For anyone fighting to save old memories, a fresh crop of brain cells may be the last thing they need. Research published today in Science suggests that newly formed neurons in the hippocampus — an area of the brain involved in memory formation — could dislodge previously learned information1. The work may provide clues as to why childhood memories are so difficult to recall.
“The finding was very surprising to us initially. Most people think new neurons mean better memory,” says Sheena Josselyn, a neuroscientist who led the study together with her husband Paul Frankland at the Hospital for Sick Children in Toronto, Canada.
Humans, mice and several other mammals grow new neurons in the hippocampus throughout their lives — rapidly at first, but more and more slowly with age. Researchers have previously shown that boosting neural proliferation before learning can enhance memory formation in adult mice2, 3. But the latest study shows that after information is learned, neuron growth can degrade those memories.
Although seemingly counterintuitive, the disruptive role of these neurons makes some sense, says Josselyn. She notes that some theoretical models have predicted such an effect4. “More neurons increase the capacity to learn new memories in the future,” she says. “But memory is based on a circuit, so if you add to this circuit, it makes sense that it would disrupt it.” Newly added neurons could have a useful role in clearing old memories and making way for new ones, says Josselyn.
The researchers tested newborn and adult mice on a conditioning task, training the animals to fear an environment in which they received repeated electric shocks. All the mice learned the task quickly, but whereas infant mice remembered the negative experience for only one day after training, adult mice retained the negative memory for several weeks.

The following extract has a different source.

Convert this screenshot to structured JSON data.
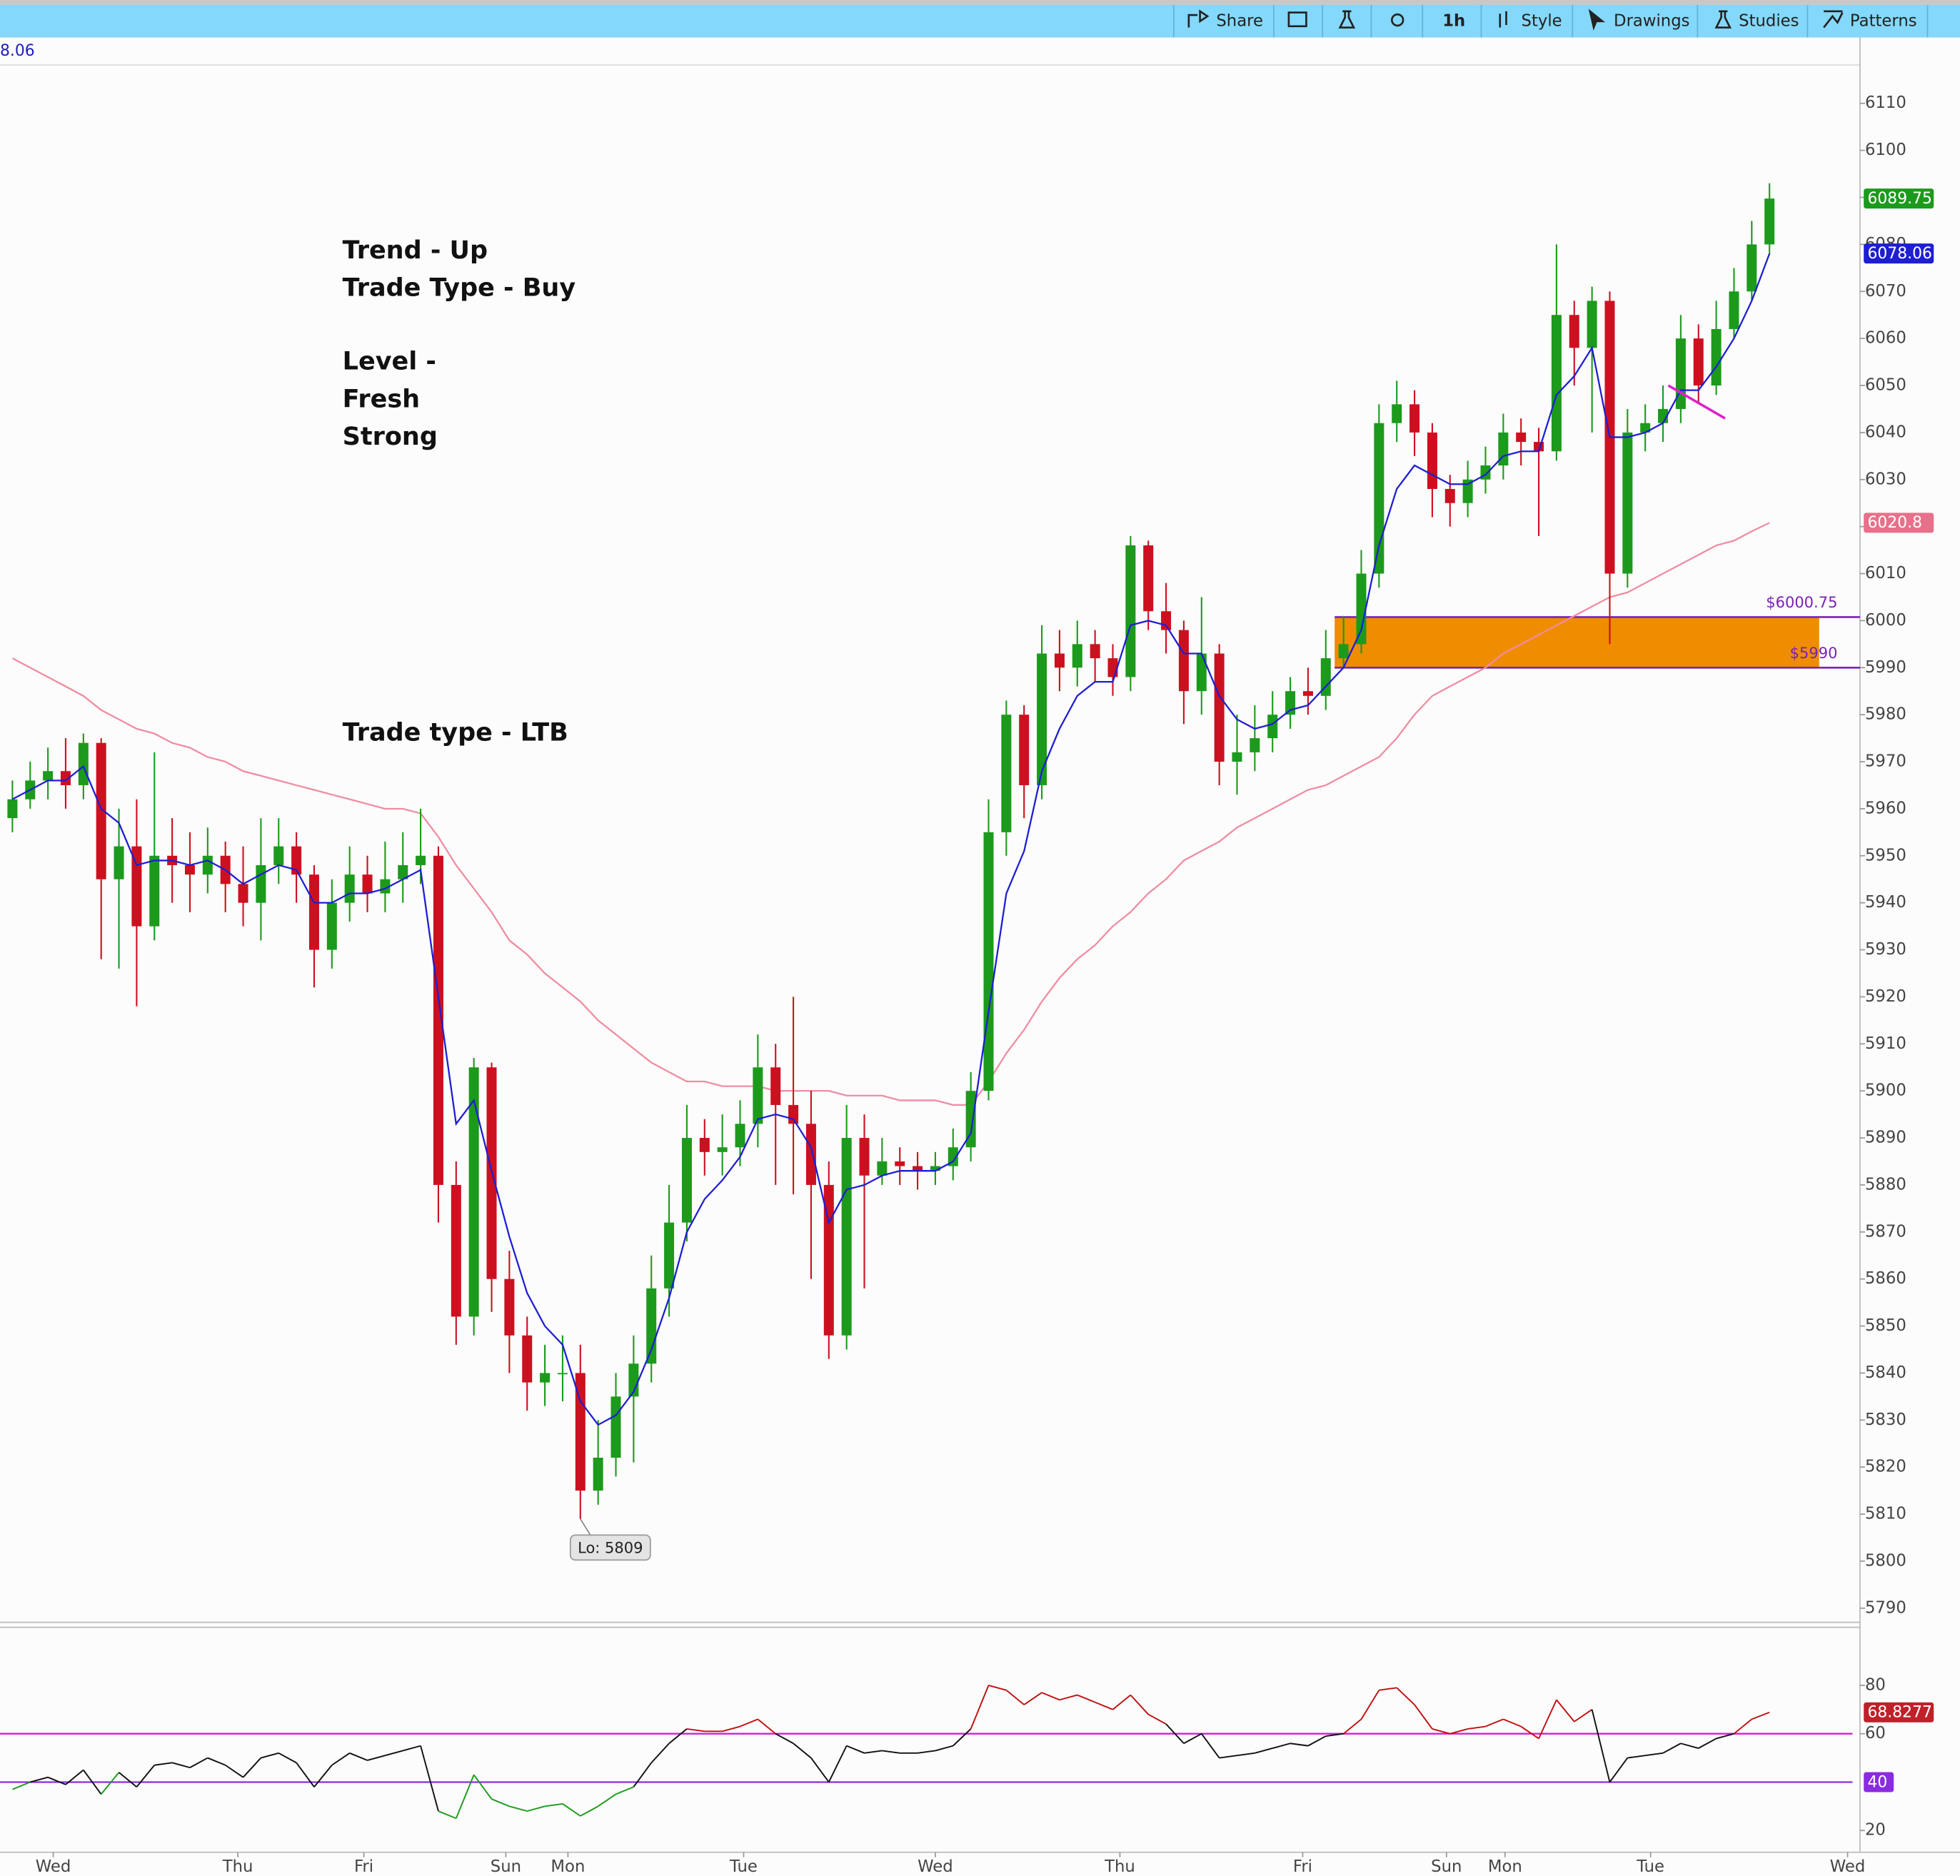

This difference seems to correlate with differences in neural proliferation. Josselyn and her team were able to enhance memory persistence in newborn mice by genetically and chemically suppressing growth of new neurons after learning. And in adult mice, four to six weeks of regular exercise — an activity known to promote neuron proliferation — reduced the persistence of previously learned fear.
The genetic and chemical manipulations cannot be applied readily to humans, so the findings will be difficult to pursue in people, says Josselyn. But both mice and humans have ‘infantile amnesia’, or pronounced forgetting of early life experiences. Josselyn says that rapid neurogenesis in many young animals could help to explain the phenomenon across species.
The researchers also examined learned fear in guinea pigs and in Chilean rodents called degus — both of which have longer gestation periods than mice, and correspondingly reduced brain growth after birth. Baby degus and guinea pigs do not have infantile amnesia, but the researchers were able to mimic its effects in the animals through exercise or drugs that promote neuron growth.
“It's incredibly impressive. They covered everything from genetic and pharmacological interventions, to behavioral interventions, to cross-species comparisons," says Karl Deisseroth, a neuroscientist at Stanford University in California who is collaborating with the group on a separate project but did not contribute to the current study. Deisseroth, who in 2005 published the computational model Josselyn alludes to4, says he is excited to see strong experimental validation of the idea nearly ten years later.
Amar Sahay, a neuroscientist at Massachusetts General Hospital in Boston, says that most previous work, including his own, has focused on the effects of neurogenesis before memory formation. The latest work, by examining what happens after learning, paints a more complete picture of the relationship between neurogenesis and long-term memory management. “It’s a very exciting study,” says Sahay.